Christian returned to us, and I couldn’t help but take in my friend some more.
He was so different from the guy I’d left in Chicago only a few long months ago.
I hadn’t seen him since just before Violet’s wedding, when I’d been commanded to meet them in the UK to escort her.
I’d left the city thinking I’d be right back.
And now here he was, leading a team of men to rescue me.
What the fuck.
“We’re going to burn this place to the ground,” he said, taking the time to look at both me and Violet in the eye as he spoke. “My guys are going to start throwing the fuel around, so we need to leave. Is there anything you want to grab before we go?”
I looked at Violet, but she shook her head, not saying a word. Our family was best left to burn here. What could we do with four bodies plus the guards? No, the best thing for them was to turn to ash where they died. There was no better grieving we could do by taking them elsewhere.

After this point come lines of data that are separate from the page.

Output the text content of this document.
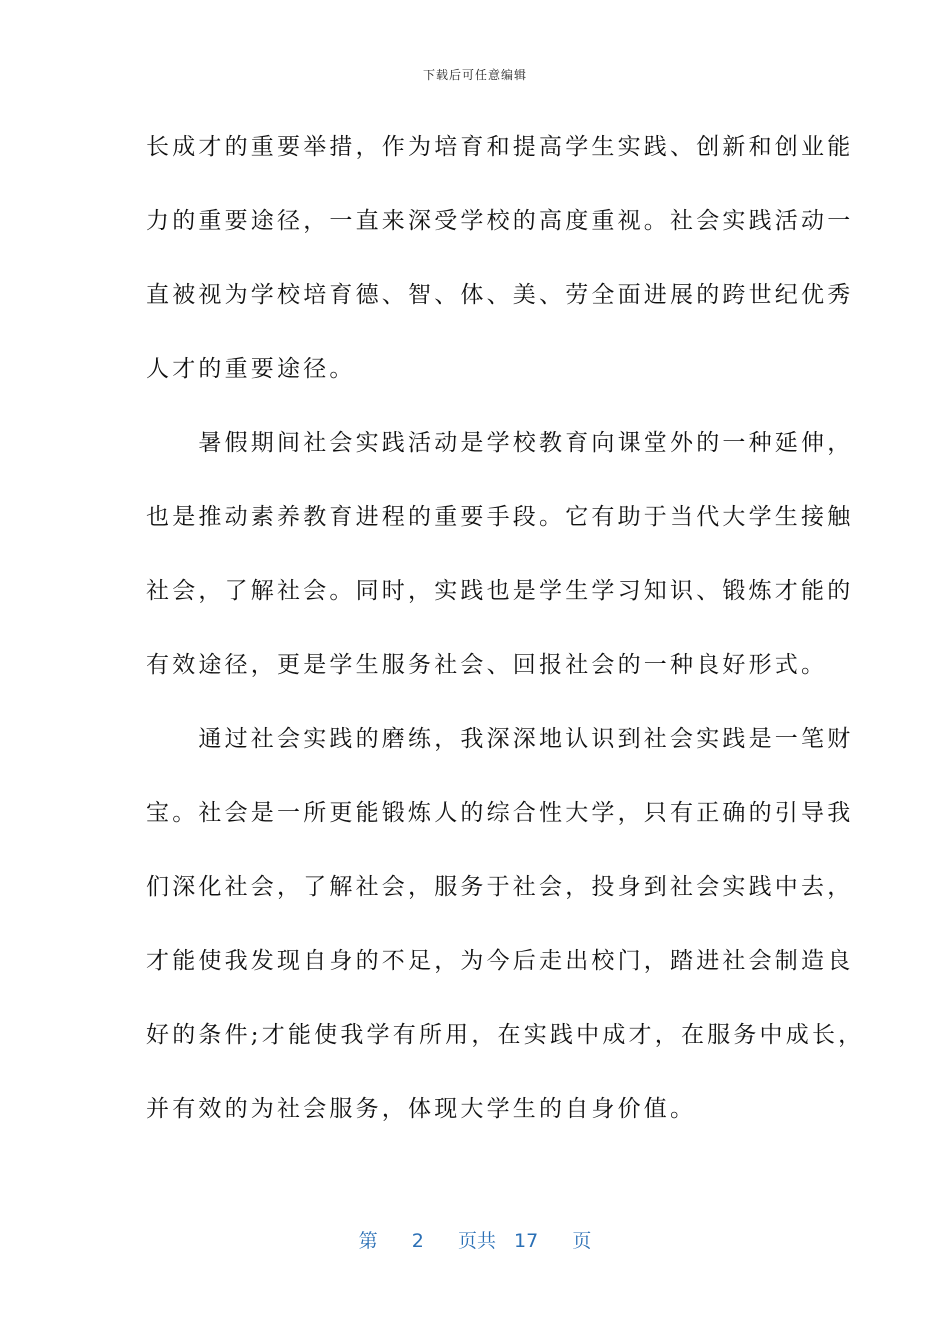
下载后可任意编辑
长成才的重要举措，作为培育和提高学生实践、创新和创业能
力的重要途径，一直来深受学校的高度重视。社会实践活动一
直被视为学校培育德、智、体、美、劳全面进展的跨世纪优秀
人才的重要途径。
　　暑假期间社会实践活动是学校教育向课堂外的一种延伸，
也是推动素养教育进程的重要手段。它有助于当代大学生接触
社会，了解社会。同时，实践也是学生学习知识、锻炼才能的
有效途径，更是学生服务社会、回报社会的一种良好形式。
　　通过社会实践的磨练，我深深地认识到社会实践是一笔财
宝。社会是一所更能锻炼人的综合性大学，只有正确的引导我
们深化社会，了解社会，服务于社会，投身到社会实践中去，
才能使我发现自身的不足，为今后走出校门，踏进社会制造良
好的条件;才能使我学有所用，在实践中成才，在服务中成长，
并有效的为社会服务，体现大学生的自身价值。
第 2 页共 17 页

“No,” I told him. “We’re good.”
“They said there are bodies in the dining room…?” Christian asked.
I shook my head. “They can burn.”
“So be it.” Christian turned and gave a quick command, a quick nod and a gesture, and the men divided up, cans of what I could only assume was fuel in their grasps. “It’ll look like an arson attack. Everything will be ash by the time the fire is out.”
“The secrets will burn with the house,” Violet muttered.
Christian nodded, but his brow furrowed, like that wasn’t good enough for him either.
“What are you doing with Rafael Delucci?” I asked my friend, tipping my head back to where the man was being dragged, unconscious, by one foot towards the front door.
He wasn’t dead, which left me unsettled, but I let them continue.
They were making sure his head and limbs bashed against every surface, so it was a good show.
Once the mercs reached the porch, they didn’t stop, thumping Rafe down the steps with no care for his wellbeing. Whatever they’d injected him with was strong because the man was out for the count. We began walking out the same way at Christian’s quiet insistence, toward the waiting cars.
I was still in awe of him as I saw the full extent of his operation. He’d done all of this for me. The favor had definitely more than doubled.
Christian laughed. “I told them to keep him alive,” he said. “So the choice is yours.”